The average loss for travel, leisure and transport companies to fraud has increased by 66% over the last three years due to the credit crunch, a report by Kroll has revealed.
Companies lost an average of $2.5 million to fraud in the past three years, compared to last year’s figure which stood at $1.1 million. The figures are a result of a survey risk that consulting company Kroll commissioned from the Economist Intelligence Unit of 890 senior executives worldwide.
Nine out of ten travel, leisure and transportation companies surveyed have suffered from corporate fraud in the past three years, up from 80% in last year’s survey.

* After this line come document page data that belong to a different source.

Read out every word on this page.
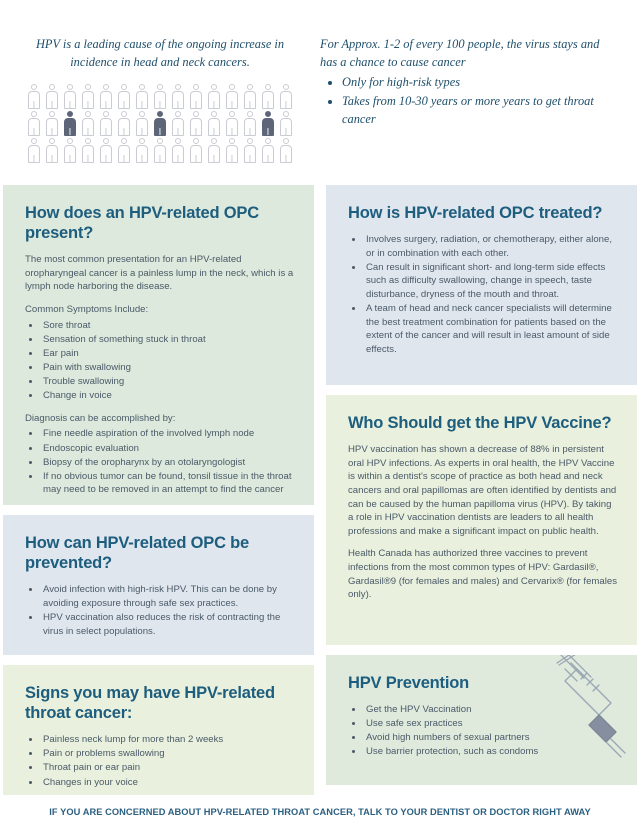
HPV is a leading cause of the ongoing increase in incidence in head and neck cancers.
For Approx. 1-2 of every 100 people, the virus stays and has a chance to cause cancer
• Only for high-risk types
• Takes from 10-30 years or more years to get throat cancer
How does an HPV-related OPC present?

The most common presentation for an HPV-related oropharyngeal cancer is a painless lump in the neck, which is a lymph node harboring the disease.

Common Symptoms Include:

• Sore throat
• Sensation of something stuck in throat
• Ear pain
• Pain with swallowing
• Trouble swallowing
• Change in voice

Diagnosis can be accomplished by:

• Fine needle aspiration of the involved lymph node
• Endoscopic evaluation
• Biopsy of the oropharynx by an otolaryngologist
• If no obvious tumor can be found, tonsil tissue in the throat may need to be removed in an attempt to find the cancer
How can HPV-related OPC be prevented?
• Avoid infection with high-risk HPV. This can be done by avoiding exposure through safe sex practices.
• HPV vaccination also reduces the risk of contracting the virus in select populations.
Signs you may have HPV-related throat cancer:
• Painless neck lump for more than 2 weeks
• Pain or problems swallowing
• Throat pain or ear pain
• Changes in your voice
How is HPV-related OPC treated?
• Involves surgery, radiation, or chemotherapy, either alone, or in combination with each other.
• Can result in significant short- and long-term side effects such as difficulty swallowing, change in speech, taste disturbance, dryness of the mouth and throat.
• A team of head and neck cancer specialists will determine the best treatment combination for patients based on the extent of the cancer and will result in least amount of side effects.
Who Should get the HPV Vaccine?

HPV vaccination has shown a decrease of 88% in persistent oral HPV infections. As experts in oral health, the HPV Vaccine is within a dentist's scope of practice as both head and neck cancers and oral papillomas are often identified by dentists and can be caused by the human papilloma virus (HPV). By taking a role in HPV vaccination dentists are leaders to all health professions and make a significant impact on public health.

Health Canada has authorized three vaccines to prevent infections from the most common types of HPV: Gardasil®, Gardasil®9 (for females and males) and Cervarix® (for females only).

HPV Prevention
• Get the HPV Vaccination
• Use safe sex practices
• Avoid high numbers of sexual partners
• Use barrier protection, such as condoms
IF YOU ARE CONCERNED ABOUT HPV-RELATED THROAT CANCER, TALK TO YOUR DENTIST OR DOCTOR RIGHT AWAY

Kroll’s business intelligence and investigations division senior managing director Blake Coppotelli said: “Although still far from the problem other industries face, fraud is growing in the travel sector and we expect to see this increase further as conditions become tougher for business and the full impact of the credit crunch unfolds.
“Companies need to look carefully at how they can address this issue now to reduce further risk to fraud and improve their business operations. Prevention is always better than cure.”
The most common types of fraud in the travel, leisure and transportation industry are theft of physical assets or stock (39%), management conflict of interest (30%), regulatory or compliance breach (30%), information theft, loss or attack (30%), financial mismanagement (26%) and internal financial fraud or theft (25%).
Various categories of fraud have seen a marked increase in activity during the past year including regulatory or compliance breaches (30%, up from 3%), information theft (30%, up from 18%) and financial mismanagement (26%, up from 18%).
A total of 890 senior executives took part in the survey. A third of the respondents were based in north and South America, 30% in Asia-Pacific, just over a quarter in Europe and 11% in the Middle East and Africa.